The defendant pleaded guilty in October 2019 to the offense of aiding and assisting in the preparation of false returns, and agreed with an estimate of the tax losses he caused exceeding $2 million. From at least 2012 to 2015, Coumbassa prepared and filed fraudulent Income Tax Returns, and related forms and schedules, on behalf of his clients. Coumbassa primarily falsified these returns by attaching false 'Schedule C' forms to the clients' returns. These 'Schedule C' forms falsely claimed that the client had a business that lost money, and the inclusion of these false Schedules offset the clients' taxable income -- thereby either inflating the refunds his clients would otherwise be owed, or causing entitlement to refunds where taxes should have been owed.

"Tax refunds should only be issued to taxpayers who are entitled to them," said IRS Criminal Investigation Special Agent in Charge Guy Ficco. "Falsifying a tax return to obtain or bolster a tax refund is a crime; one that the courts take very seriously, as evidenced by the sentence Mr. Coumbassa received."
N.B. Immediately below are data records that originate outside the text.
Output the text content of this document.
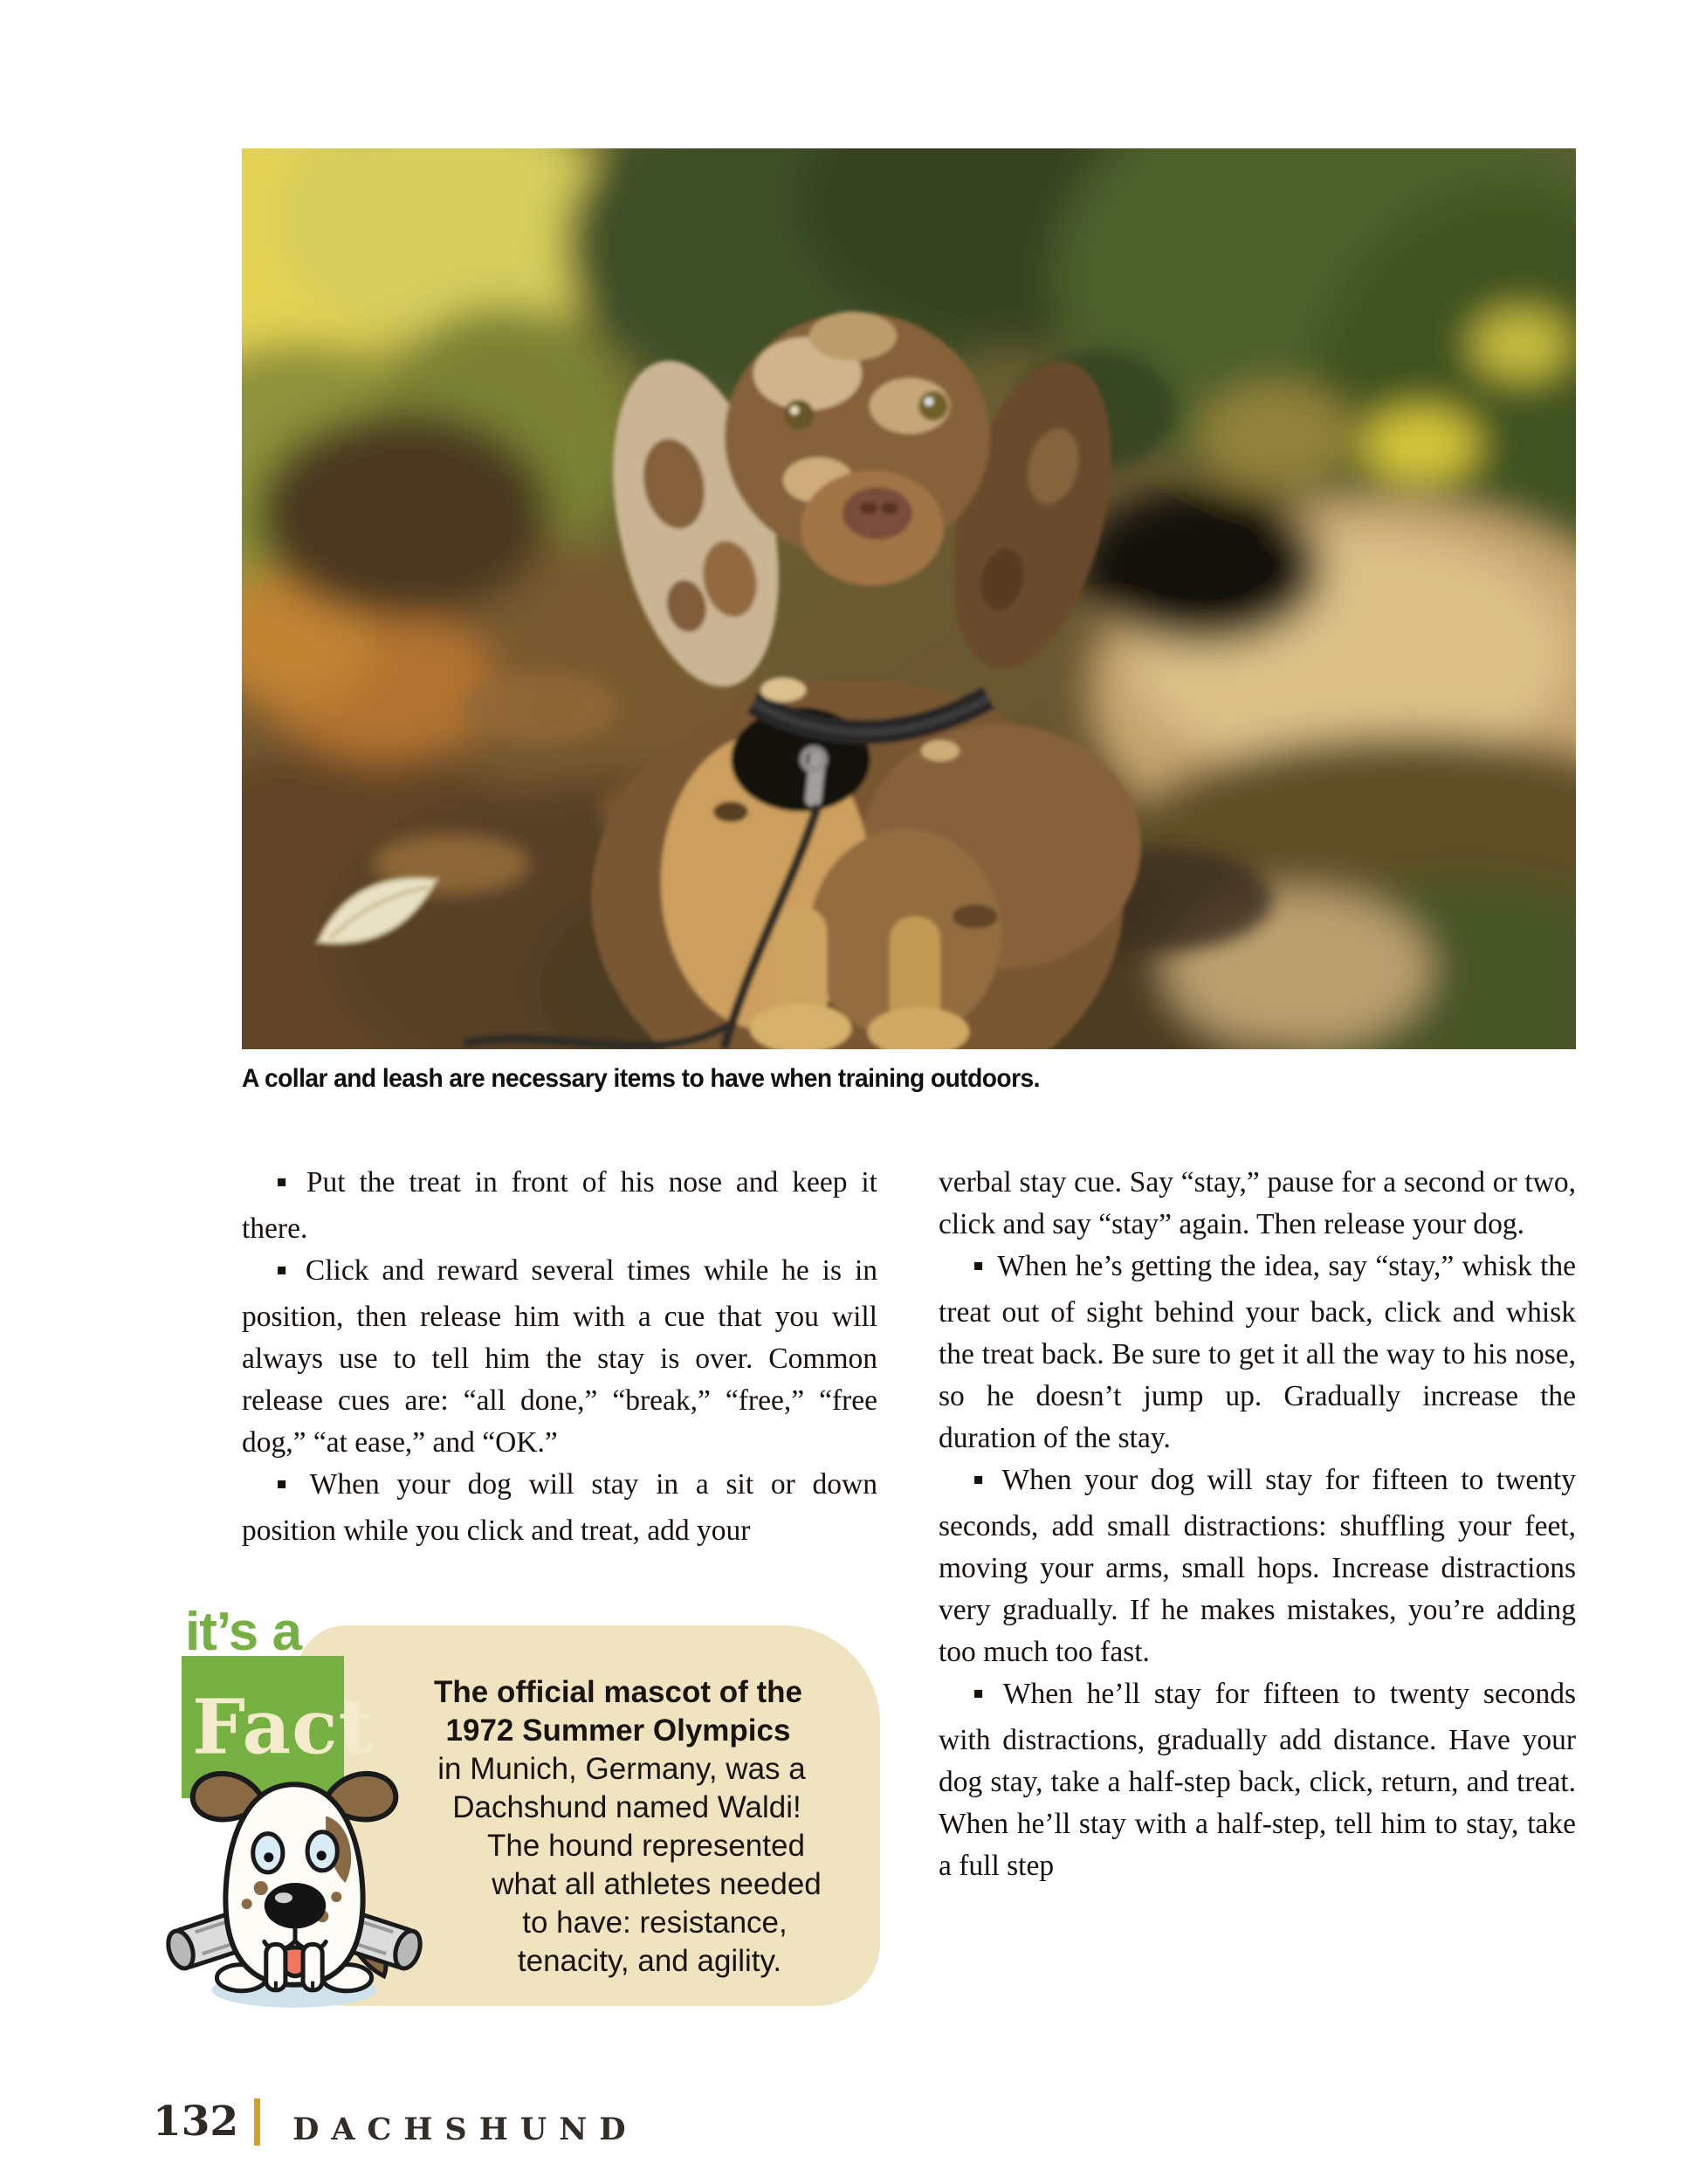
A collar and leash are necessary items to have when training outdoors.

■ Put the treat in front of his nose and keep it there.

■ Click and reward several times while he is in position, then release him with a cue that you will always use to tell him the stay is over. Common release cues are: “all done,” “break,” “free,” “free dog,” “at ease,” and “OK.”

■ When your dog will stay in a sit or down position while you click and treat, add your

verbal stay cue. Say “stay,” pause for a second or two, click and say “stay” again. Then release your dog.

■ When he’s getting the idea, say “stay,” whisk the treat out of sight behind your back, click and whisk the treat back. Be sure to get it all the way to his nose, so he doesn’t jump up. Gradually increase the duration of the stay.

■ When your dog will stay for fifteen to twenty seconds, add small distractions: shuffling your feet, moving your arms, small hops. Increase distractions very gradually. If he makes mistakes, you’re adding too much too fast.

■ When he’ll stay for fifteen to twenty seconds with distractions, gradually add distance. Have your dog stay, take a half-step back, click, return, and treat. When he’ll stay with a half-step, tell him to stay, take a full step

it’s a
Fact	The official mascot of the
1972 Summer Olympics
in Munich, Germany, was a
Dachshund named Waldi!
The hound represented
what all athletes needed
to have: resistance,
tenacity, and agility.
132 DACHSHUND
"Tax preparers are supposed to be part of the gatekeeping system that ensures that our tax laws are followed. Here, the defendant did just the opposite and planned a massive fraud," said U.S. Attorney McSwain. "When our tax laws are ignored, especially to this extent, we all lose. The defendant not only broke the law, but he also victimized individuals who simply wanted to do the right thing and pay their taxes – and they are now working to get their fiscal lives back in order. This sentence should send a message to tax cheats: don't do it, or else my Office will investigate your crimes and you may soon be headed to jail."

The case was investigated by the Internal Revenue Service, and is being prosecuted by Assistant United States Attorney Bea L. Witzleben and Department of Justice Tax Division Trial Attorney Sarah Ranney.